Vet Who Says He Was 'Kissing Sailor' in Famous Photo DiesVet Who Says He Was 'Kissing Sailor' in Famous Photo Dies

Posted at 2014. 3. 16. 19:35 | Posted in 카테고리 없음

 

By Tracy Connor


A Navy veteran who claimed to be the sailor who was kissing a nurse in the famous Alfred Eisenstaedt photo taken in Times Square on V-J day has died.

 

Glenn McDuffie's daughter said he died Sunday of natural causes. He was 86. McDuffie's claim that he was the man in the iconic World War II picture was backed up by a police forensic artist who said she matched his facial structure.

 

"He ate it up!" said his daughter, Glenda McDuffie Bell. "He loved the attention." Life magazine, which published the picture, has never verified the identity of the sailor and nurse, and a number of other men and women have claimed to be the strangers who celebrated Japan's surrender with a spontaneous clinch.

 

One of them, George Mendonsa, of Rhode Island, even sued Life. A team of volunteers from the Naval War College used 3-D face scanning technology to conclude he was the real deal.

 

McDuffie's daughter said her father only came forward after others — falsely, he contended — put themselves forth as the mystery seaman.

 

His story was that he was changing trains in New York when he learned the war was over and that his brother would be coming home from a Japanese prison camp.

 

"I was so happy. I ran out in the street," McDuffie told the Associated Press years later.

 

"And then I saw that nurse," he said. "She saw me hollering and with a big smile on my face ... I just went right to her and kissed her.

 

"We never spoke a word," he said. "Afterward, I just went on the subway across the street and went to Brooklyn."

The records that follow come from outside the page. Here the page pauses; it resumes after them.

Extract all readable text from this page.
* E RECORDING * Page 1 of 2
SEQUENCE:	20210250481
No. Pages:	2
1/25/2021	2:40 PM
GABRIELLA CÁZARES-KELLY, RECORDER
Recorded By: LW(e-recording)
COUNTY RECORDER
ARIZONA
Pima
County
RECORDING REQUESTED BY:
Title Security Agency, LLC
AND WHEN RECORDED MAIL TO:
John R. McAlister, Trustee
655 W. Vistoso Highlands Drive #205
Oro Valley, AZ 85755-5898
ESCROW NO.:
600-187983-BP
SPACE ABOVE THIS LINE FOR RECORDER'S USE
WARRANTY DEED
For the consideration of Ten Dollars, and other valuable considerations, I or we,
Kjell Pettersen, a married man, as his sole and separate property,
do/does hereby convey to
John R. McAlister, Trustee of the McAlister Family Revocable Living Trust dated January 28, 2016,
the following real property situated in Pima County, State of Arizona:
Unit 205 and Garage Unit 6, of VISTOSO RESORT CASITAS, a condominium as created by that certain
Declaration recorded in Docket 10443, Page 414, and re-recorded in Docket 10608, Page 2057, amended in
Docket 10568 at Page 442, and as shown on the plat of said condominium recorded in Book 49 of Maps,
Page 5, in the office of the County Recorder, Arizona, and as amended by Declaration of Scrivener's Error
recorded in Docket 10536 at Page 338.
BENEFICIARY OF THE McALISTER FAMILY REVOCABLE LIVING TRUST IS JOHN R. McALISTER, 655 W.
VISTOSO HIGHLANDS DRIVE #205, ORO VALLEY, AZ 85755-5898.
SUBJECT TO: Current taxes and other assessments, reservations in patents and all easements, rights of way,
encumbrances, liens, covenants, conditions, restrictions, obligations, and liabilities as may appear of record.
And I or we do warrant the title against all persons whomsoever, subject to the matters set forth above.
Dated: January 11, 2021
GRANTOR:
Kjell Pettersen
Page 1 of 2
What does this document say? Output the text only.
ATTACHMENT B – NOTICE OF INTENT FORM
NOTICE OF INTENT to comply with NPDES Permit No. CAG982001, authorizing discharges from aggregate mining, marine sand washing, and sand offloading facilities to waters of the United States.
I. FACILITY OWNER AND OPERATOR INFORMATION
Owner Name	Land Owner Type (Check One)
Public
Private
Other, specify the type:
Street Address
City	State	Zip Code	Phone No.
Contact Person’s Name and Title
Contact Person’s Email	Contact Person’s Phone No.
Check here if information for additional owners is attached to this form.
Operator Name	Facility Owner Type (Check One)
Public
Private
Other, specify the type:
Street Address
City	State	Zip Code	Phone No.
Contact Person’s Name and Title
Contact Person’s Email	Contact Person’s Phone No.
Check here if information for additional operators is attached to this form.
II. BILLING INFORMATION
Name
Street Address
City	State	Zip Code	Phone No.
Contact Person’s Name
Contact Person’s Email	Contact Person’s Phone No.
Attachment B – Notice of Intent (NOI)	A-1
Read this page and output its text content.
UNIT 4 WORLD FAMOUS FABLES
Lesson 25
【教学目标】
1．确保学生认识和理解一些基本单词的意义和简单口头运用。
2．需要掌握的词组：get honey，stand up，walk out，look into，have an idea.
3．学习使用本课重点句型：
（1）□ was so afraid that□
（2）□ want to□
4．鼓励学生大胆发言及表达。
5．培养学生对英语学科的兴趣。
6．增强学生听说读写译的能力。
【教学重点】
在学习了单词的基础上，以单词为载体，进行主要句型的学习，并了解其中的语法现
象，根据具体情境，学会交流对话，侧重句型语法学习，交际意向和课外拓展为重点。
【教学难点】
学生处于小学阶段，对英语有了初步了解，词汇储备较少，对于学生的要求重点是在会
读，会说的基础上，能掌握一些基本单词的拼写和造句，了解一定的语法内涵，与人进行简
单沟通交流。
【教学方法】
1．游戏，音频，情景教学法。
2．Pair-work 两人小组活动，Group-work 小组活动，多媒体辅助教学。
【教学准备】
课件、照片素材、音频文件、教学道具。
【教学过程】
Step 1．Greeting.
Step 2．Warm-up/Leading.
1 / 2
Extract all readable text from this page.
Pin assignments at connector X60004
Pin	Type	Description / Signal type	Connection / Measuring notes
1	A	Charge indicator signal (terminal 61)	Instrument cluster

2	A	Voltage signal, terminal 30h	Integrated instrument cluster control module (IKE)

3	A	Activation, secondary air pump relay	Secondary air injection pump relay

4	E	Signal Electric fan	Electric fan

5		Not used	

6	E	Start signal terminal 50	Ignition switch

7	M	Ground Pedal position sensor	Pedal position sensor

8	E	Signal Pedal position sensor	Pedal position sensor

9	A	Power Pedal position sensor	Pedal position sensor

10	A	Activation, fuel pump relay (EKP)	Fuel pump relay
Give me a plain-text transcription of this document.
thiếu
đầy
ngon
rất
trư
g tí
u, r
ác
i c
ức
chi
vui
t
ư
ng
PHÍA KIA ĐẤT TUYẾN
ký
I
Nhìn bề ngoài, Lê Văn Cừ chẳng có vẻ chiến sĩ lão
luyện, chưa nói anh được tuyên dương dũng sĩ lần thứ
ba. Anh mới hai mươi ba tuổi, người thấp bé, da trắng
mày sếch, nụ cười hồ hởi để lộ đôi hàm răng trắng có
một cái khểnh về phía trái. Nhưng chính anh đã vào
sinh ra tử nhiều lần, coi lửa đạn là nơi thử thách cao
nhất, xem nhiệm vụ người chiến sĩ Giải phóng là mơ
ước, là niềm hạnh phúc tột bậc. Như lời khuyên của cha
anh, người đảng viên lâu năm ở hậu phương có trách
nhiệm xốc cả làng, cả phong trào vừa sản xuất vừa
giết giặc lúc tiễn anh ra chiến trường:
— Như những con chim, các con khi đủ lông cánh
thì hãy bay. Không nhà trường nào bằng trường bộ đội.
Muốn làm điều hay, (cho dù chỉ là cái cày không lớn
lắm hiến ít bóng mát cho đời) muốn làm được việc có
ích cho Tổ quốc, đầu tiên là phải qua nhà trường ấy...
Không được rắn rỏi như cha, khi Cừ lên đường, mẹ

McDuffie — who spent three years in the Navy as a gunner and later played semi-pro baseball and worked for the Postal Service — also turned to experts to boost his claim.

 

The thrice-married retiree was living in Texas and battling lung cancer when Houston Police artist Lois Gibson concluded he was the sailor in the photo in 2007.

 

He said at the time that it was important to tell his story before he died.

 

"It certainly got him the recognition that he deserved, and he was able to out to all kinds of events and speak about it and tell how it happened," his daughter said.

 

"When he realized how many people were touched by the photo, it humbled him."

 

Because Eisenstaedt, who died in 1995, didn’t identify the subjects of the photo, Life Books editorial director Robert Sullivan said the identities will officially remain a mystery.

 

"The recent (claims) are ’CSI’ type of inquiries. We think that’s great but we just can’t know for sure on our end. We can’t be in a position of anointing one or the other without hard proof," he said.

 

Other men have purported to be the sailor in the picture, including a retired New York police detective and a Rhode Island fisherman. Several women have claimed to be the nurse.

 

 

PAT SULLIVAN / APGlenn McDuffie holds a portrait of himself as a young man, left, and a copy of Alfred Eisenstaedt's iconic Life magazine shot of a sailor embracing a nurse in a white uniform, right, at his Houston home Tuesday, July 31, 2007. McDuffie says he is the sailor in the famous photograph and that claim is now backed up by the Houston Police Department's forensic artist.